An Arabic saying goes: Man fears time, time fears the Pyramids. I wish I could emulate Pyramids and fear time not. Time is cruel, time is violent and of course time waits for none. I read all the discourses of Stephen Hawking’s in hope he could provide some optimism to withstand the travails of time in near future. In spite of shredding my most elemental pragmatism, he just sounded good at the most to me. Taming time, if possible, gets difficult with time. Time is a great equalizer. But one with capital resources will still be able to exploit it the most, or have chance to do so at the least. Time lost is opportunities lost. Opportunities are trade-offs and optimization: making the best of the resources. ‘Best’ is debatable and non-uniform. Here you can decide. You can’t have best of both worlds. But once you’ve made your mark in one world, you strive for the other. Time is running fast for me as it is for everyone else. And it does mean not having the option of certain opportunities; or missed opportunities at least. I fail to realize or accept that one cannot cash in all the opportunities. Opportunity A availed is opportunity B missed. And opportunity B missed is sometimes opportunity A missed as well. (This I say from my experiences with B-Schools ;) )
I was eighteen and I thought I’d backpack to Ladakh. It has been five years since then, Ladakh is still uncharted. My wish to document architectural patterns across the country, given the sucker of buildings I am, has not gone beyond perusal plans and buying few books. And my quixotic overland trip from Delhi to Marrakech is on kibosh more for lack of capital than mind-wracking visa-complications. Writing a trilogy on a city I love is yet to take even a shape as well. So all whimsical fancies, I am still fancying. I sometimes envy Marco Polos and Ibn Batuttas, who could explore unknown lands on caprice and be famous and immortal for that as well.

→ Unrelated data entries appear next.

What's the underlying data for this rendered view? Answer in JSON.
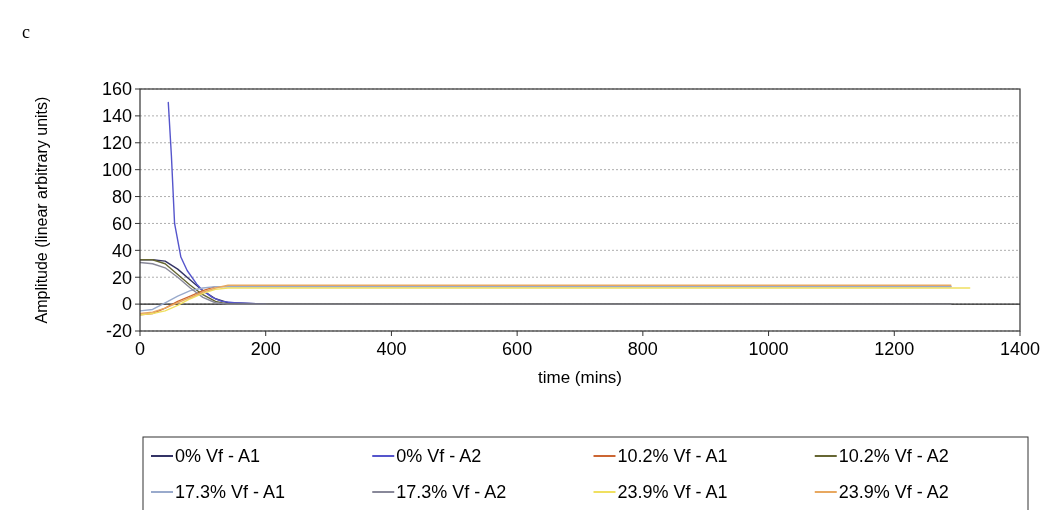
{
  "chart_data": {
    "type": "line",
    "title": "c",
    "xlabel": "time (mins)",
    "ylabel": "Amplitude (linear arbitrary units)",
    "xlim": [
      0,
      1400
    ],
    "xticks": [
      0,
      200,
      400,
      600,
      800,
      1000,
      1200,
      1400
    ],
    "ylim": [
      -20,
      160
    ],
    "yticks": [
      -20,
      0,
      20,
      40,
      60,
      80,
      100,
      120,
      140,
      160
    ],
    "grid": "y",
    "legend": "bottom",
    "line_style": "solid",
    "series": [
      {
        "name": "0% Vf - A1",
        "color": "#333366",
        "x": [
          0,
          20,
          40,
          60,
          80,
          100,
          120,
          140,
          200,
          400,
          800,
          1290
        ],
        "values": [
          33,
          33,
          32,
          26,
          18,
          10,
          4,
          1,
          0,
          0,
          0,
          0
        ]
      },
      {
        "name": "0% Vf - A2",
        "color": "#5555cc",
        "x": [
          45,
          50,
          55,
          65,
          75,
          90,
          100,
          115,
          130,
          150,
          200
        ],
        "values": [
          150,
          110,
          60,
          35,
          25,
          15,
          10,
          5,
          2,
          1,
          0
        ]
      },
      {
        "name": "10.2% Vf - A1",
        "color": "#cc6633",
        "x": [
          0,
          20,
          40,
          60,
          80,
          100,
          120,
          140,
          200,
          400,
          800,
          1290
        ],
        "values": [
          -8,
          -7,
          -3,
          2,
          6,
          10,
          13,
          13,
          13,
          13,
          13,
          13
        ]
      },
      {
        "name": "10.2% Vf - A2",
        "color": "#666633",
        "x": [
          0,
          20,
          40,
          60,
          80,
          100,
          120,
          140,
          200,
          400,
          800,
          1290
        ],
        "values": [
          33,
          33,
          30,
          22,
          14,
          7,
          2,
          0,
          0,
          0,
          0,
          0
        ]
      },
      {
        "name": "17.3% Vf - A1",
        "color": "#99aacc",
        "x": [
          0,
          20,
          40,
          60,
          80,
          100,
          120,
          140,
          200,
          400,
          800,
          1290
        ],
        "values": [
          -5,
          -4,
          1,
          6,
          10,
          12,
          13,
          13,
          13,
          13,
          13,
          13
        ]
      },
      {
        "name": "17.3% Vf - A2",
        "color": "#888899",
        "x": [
          0,
          20,
          40,
          60,
          80,
          100,
          120,
          140,
          200,
          400,
          800,
          1290
        ],
        "values": [
          31,
          30,
          27,
          20,
          12,
          5,
          1,
          0,
          0,
          0,
          0,
          0
        ]
      },
      {
        "name": "23.9% Vf - A1",
        "color": "#f0e060",
        "x": [
          0,
          20,
          40,
          60,
          80,
          100,
          120,
          140,
          200,
          400,
          800,
          1320
        ],
        "values": [
          -8,
          -7,
          -5,
          -1,
          4,
          8,
          11,
          12,
          12,
          12,
          12,
          12
        ]
      },
      {
        "name": "23.9% Vf - A2",
        "color": "#e8a860",
        "x": [
          0,
          20,
          40,
          60,
          80,
          100,
          120,
          140,
          200,
          400,
          800,
          1290
        ],
        "values": [
          -7,
          -6,
          -3,
          1,
          5,
          9,
          12,
          14,
          14,
          14,
          14,
          14
        ]
      }
    ]
  }
}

Life is too short to fulfill all your dreams and too long for just dreaming. Here I fear the time. Blessed are those who find meaning in what they do and remain ignoramus to anything else. No enlightenment is better than half enlightenment.
I am twenty-three, a number I dreaded till yesterday (I now have a phobia for the number twenty-four). TRAI has regulated pesky calls and spam SMS-es. The country’s Silent-PM is First-birthday-boy for the day. Bhagat Singh will be remember for a day. Google is finally into its teens, celebrating thirteenth year of its launch (they are overdoing Doodles these days though they deserve one today). Yash Chopra will get more birthday texts than Dev Anand given the number of sycophants he has. Out of the above and others, I cannot imagine a life without Google. All thanks to Larry and Sergey. And I now need to brace myself to equate time and opportunities. Capitalism is a distraction. I hope I find it so too.